Friday, 6 August 2021

Love's victim: Meleager

Two by Meleager, the great erotic poet of the late Hellenistic age. The lovestruck erastēs who pines and sickens is a trope of pederastic epigram. 

'The urn' (kalpis) of the first poem is the cinerary urn that will hold the poet's ashes, but the word originally meant a jug or indeed the hudria from which water was poured at the symposium to dilute the wine; Meleager is surely playing on that double sense.
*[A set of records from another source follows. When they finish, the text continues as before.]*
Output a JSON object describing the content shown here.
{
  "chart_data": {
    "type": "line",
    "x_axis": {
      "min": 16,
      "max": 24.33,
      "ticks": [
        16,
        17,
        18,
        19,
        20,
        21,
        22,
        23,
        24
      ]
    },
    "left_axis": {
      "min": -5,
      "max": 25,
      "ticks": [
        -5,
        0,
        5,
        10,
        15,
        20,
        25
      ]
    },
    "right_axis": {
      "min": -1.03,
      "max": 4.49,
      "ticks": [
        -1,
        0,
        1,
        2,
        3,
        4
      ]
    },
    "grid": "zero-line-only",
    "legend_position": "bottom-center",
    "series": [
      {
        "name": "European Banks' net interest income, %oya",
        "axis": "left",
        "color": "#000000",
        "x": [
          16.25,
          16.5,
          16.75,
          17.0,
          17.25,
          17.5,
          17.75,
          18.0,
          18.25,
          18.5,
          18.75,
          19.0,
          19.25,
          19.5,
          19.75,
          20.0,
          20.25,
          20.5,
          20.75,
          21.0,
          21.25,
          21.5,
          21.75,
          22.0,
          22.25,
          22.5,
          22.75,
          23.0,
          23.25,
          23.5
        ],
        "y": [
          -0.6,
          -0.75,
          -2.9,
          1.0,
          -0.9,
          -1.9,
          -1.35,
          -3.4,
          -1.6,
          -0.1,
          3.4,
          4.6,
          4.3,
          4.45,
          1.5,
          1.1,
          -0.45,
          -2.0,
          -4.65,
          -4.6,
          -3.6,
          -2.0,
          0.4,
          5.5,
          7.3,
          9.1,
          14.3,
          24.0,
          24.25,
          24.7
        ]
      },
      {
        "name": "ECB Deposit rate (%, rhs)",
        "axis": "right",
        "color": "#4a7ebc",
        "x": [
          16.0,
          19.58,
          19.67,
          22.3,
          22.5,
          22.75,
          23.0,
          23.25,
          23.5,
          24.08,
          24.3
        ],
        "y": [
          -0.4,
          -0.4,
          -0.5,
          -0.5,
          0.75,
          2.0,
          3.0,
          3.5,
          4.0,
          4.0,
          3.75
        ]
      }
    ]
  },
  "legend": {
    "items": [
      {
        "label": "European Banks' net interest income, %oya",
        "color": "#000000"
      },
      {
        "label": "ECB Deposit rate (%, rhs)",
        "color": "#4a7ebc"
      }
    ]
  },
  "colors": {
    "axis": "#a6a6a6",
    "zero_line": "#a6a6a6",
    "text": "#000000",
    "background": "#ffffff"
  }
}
The 'pirate Eros' of the second poem is biaios in the Greek, which means nothing more specific than violent or forceful, but the accompanying verb, helkō, means to drag or tow; so I allowed myself some liberties.

12.74
MELEAGER

If anything should happen to me, friend —
Because, you see, the better part of me
Was tossed into the fire of pretty boys
And lies there as an ember in the glow —
Then, Cleobulus, I beseech of you,
Make the urn tipsy with unwatered wine
Before you bury it, and add the line,
‘A gift from Eros to the world below.’

12.84
THE SAME

My friends, I’m sending out an SOS:
No sooner do I step upon the shore,
My maiden voyage only just complete,
Than pirate Eros takes me under tow,
Seeing as how he brandishes his torch
And turns my head to see a lovely boy
And want him badly. Step by step I go,
Each in his footstep, and in empty air
I plunder sweetened kisses from the lips
Of a sweet phantom cast in fantasy.
Have I escaped the unrelenting sea
Only to reach dry land and so succumb
Under a flood less merciful by far,
The surge and billow of the Cyprian?